In den Jahren vor der Krise war die Hypothese von der Effizienz der Märkte groß in Mode gekommen. Kurz zusammengefasst bedeutete dies, dass große Teile von Wissenschaft und Politik, aber auch Regulierer glaubten, der Markt könne alles oder zumindest sehr vieles allein richten, man müsse ihm nur vertrauen und ihn in Ruhe machen lassen. Das mag als theoretisches Konstrukt vielleicht ganz fabelhaft funktionieren. Diejenigen unter Ihnen, die ebenfalls der möglicherweise berechtigten Meinung sind, dass sich der Markt zumindest langfristig wieder einrenkt, seien jedoch an einen Satz von John Maynard Keynes erinnert: „Markets can remain irrational longer than you can remain solvent.“ Dennoch schwebte die Leitidee von der Effizienz der Märkte über vielen Reformen, die alle nur das Ziel hatten, den Finanzsektor weitestgehend von Paragraphen-Ballast zu befreien. Natürlich gab es sie, die Einzelstimmen, die schon in den Jahrzehnten vor der Krise vor allzu großer Marktgläubigkeit warnten. Doch kaum einer mochte sie hören. Vorwärts immer, rückwärts nimmer!

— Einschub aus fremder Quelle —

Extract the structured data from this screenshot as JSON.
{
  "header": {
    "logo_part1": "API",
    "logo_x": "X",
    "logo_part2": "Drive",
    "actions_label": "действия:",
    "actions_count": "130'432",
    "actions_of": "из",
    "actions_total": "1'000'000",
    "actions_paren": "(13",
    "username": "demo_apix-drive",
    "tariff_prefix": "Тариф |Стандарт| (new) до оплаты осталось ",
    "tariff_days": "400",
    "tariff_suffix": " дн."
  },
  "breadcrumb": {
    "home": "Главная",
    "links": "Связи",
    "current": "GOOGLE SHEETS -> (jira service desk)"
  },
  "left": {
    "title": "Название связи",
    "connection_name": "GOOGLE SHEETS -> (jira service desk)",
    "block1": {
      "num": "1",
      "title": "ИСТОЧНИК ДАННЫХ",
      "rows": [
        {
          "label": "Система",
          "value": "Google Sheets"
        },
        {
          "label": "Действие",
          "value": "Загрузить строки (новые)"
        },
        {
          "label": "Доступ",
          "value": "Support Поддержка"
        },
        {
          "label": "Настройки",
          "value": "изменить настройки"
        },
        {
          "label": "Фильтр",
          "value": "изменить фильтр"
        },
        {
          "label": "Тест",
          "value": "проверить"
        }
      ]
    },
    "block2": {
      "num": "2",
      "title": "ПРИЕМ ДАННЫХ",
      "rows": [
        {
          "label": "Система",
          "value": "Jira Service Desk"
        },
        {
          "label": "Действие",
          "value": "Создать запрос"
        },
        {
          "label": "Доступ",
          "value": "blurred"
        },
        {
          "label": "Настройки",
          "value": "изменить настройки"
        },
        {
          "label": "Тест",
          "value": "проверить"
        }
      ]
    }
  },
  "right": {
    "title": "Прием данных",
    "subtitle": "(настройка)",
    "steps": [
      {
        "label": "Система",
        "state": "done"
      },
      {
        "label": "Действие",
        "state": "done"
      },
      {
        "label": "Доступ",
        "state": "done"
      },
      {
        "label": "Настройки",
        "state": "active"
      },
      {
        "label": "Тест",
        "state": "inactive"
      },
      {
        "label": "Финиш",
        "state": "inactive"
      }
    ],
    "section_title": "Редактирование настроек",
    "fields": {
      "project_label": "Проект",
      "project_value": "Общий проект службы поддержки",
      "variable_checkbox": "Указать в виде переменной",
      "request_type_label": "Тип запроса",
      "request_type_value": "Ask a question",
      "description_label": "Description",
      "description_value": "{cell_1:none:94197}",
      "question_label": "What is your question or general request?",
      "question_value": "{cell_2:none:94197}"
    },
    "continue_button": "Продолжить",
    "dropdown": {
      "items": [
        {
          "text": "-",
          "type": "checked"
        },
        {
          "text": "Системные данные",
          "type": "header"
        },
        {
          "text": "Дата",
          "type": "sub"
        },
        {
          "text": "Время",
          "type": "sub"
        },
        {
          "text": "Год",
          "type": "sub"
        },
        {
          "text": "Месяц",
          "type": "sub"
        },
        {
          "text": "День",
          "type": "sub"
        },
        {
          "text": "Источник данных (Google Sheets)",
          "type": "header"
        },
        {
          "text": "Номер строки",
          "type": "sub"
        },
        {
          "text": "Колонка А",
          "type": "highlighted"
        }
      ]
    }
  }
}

Dieser in Ostdeutschland nur allzu gut bekannte Spruch gibt auch die damalige Haltung einiger Laissez-faire-Fans ganz gut wieder. Regulierung, oder besser: gute Regulierung galt ihnen als nicht mehr zeitgemäß. Wenn Regulierung und Aufsicht überhaupt sein mussten, dann allenfalls in den Varianten der leichten Hand. Erst unter dem Leidensdruck einer globalen Krise konnten die Weichen der Finanzmarktregulierung neu gestellt werden, dies ebenso konsequent wie temporeich: Gesetzgeber und Regulierer begannen umgehend damit, auf globaler, aber auch auf europäischer und nationaler Ebene grundlegende Reformen mit stringenteren Vorgaben anzustoßen und in der Folge auch umzusetzen.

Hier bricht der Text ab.